Formwechsel einer Personen- in eine Kapitalgesellschaft – und die Steuerbescheide

Dies folgt für den Bundesfinanzhof bereits aus § 179 Abs. 1 AO, der eine ausdrückliche gesetzliche Anordnung dafür verlangt, dass ein Bescheid für einen anderen Bescheid mit Bindungswirkung i.S. des § 182 Abs. 1 AO Besteuerungsgrundlagen feststellt. 
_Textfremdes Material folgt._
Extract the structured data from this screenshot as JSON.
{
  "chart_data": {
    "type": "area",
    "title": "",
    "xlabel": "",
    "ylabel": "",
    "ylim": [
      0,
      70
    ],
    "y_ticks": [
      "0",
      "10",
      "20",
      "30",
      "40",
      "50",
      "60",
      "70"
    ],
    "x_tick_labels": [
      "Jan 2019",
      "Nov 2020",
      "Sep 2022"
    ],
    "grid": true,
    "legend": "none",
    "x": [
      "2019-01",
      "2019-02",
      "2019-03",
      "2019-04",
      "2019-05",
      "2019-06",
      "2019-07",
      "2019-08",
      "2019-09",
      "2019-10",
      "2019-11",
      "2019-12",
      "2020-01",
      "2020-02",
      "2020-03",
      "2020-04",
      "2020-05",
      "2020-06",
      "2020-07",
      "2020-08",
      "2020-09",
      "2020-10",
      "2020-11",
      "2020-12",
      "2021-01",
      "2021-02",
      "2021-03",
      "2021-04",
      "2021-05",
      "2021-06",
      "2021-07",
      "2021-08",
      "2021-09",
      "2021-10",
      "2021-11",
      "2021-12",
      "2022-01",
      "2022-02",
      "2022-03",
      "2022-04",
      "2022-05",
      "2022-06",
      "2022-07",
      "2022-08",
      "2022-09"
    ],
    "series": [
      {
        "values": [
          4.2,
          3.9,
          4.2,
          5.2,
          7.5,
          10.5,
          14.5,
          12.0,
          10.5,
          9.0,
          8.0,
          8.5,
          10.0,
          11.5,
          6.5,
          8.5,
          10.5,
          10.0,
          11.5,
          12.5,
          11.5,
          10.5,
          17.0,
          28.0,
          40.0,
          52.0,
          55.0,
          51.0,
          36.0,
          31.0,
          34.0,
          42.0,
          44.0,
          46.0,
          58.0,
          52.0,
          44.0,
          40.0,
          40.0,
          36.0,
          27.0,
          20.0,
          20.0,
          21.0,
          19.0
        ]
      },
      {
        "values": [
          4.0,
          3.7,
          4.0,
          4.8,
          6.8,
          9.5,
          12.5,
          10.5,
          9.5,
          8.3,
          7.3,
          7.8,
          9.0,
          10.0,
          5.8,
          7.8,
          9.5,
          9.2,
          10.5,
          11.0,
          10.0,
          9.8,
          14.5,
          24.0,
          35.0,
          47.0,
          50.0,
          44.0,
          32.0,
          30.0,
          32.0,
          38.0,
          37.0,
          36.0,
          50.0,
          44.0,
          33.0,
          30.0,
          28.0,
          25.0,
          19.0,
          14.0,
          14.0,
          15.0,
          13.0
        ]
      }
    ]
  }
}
Soweit das BMF zur Begründung der Gegenansicht lediglich auf eine einzelne Kommentarstelle1 verweist, übersieht es, dass dort zwar ausgeführt wird, unter Umständen könne „auch ein Steuerfestsetzungsbescheid Grundlagenbescheid für einen Feststellungsbescheid und Letzterer insoweit Folgebescheid sein“, dass aber sodann bezogen auf das einzige angesprochene Beispiel (zu § 47 Abs. 2 des Körperschaftsteuergesetzes 1977 a.F.) klargestellt wird, dort sei dieses Verhältnis „gesetzlich vorgesehen“ gewesen.

An einer solchen gesetzlichen Anordnung fehlt es aber für das hier streitbefangene Verhältnis zwischen einem ggf. an die Übernehmerin ergangenen Körperschaftsteuerbescheid für das Streitjahr zu dem an die ehemalige Gesellschafterin der Personengesellschaft ergangenen Feststellungsbescheid für das Streitjahr.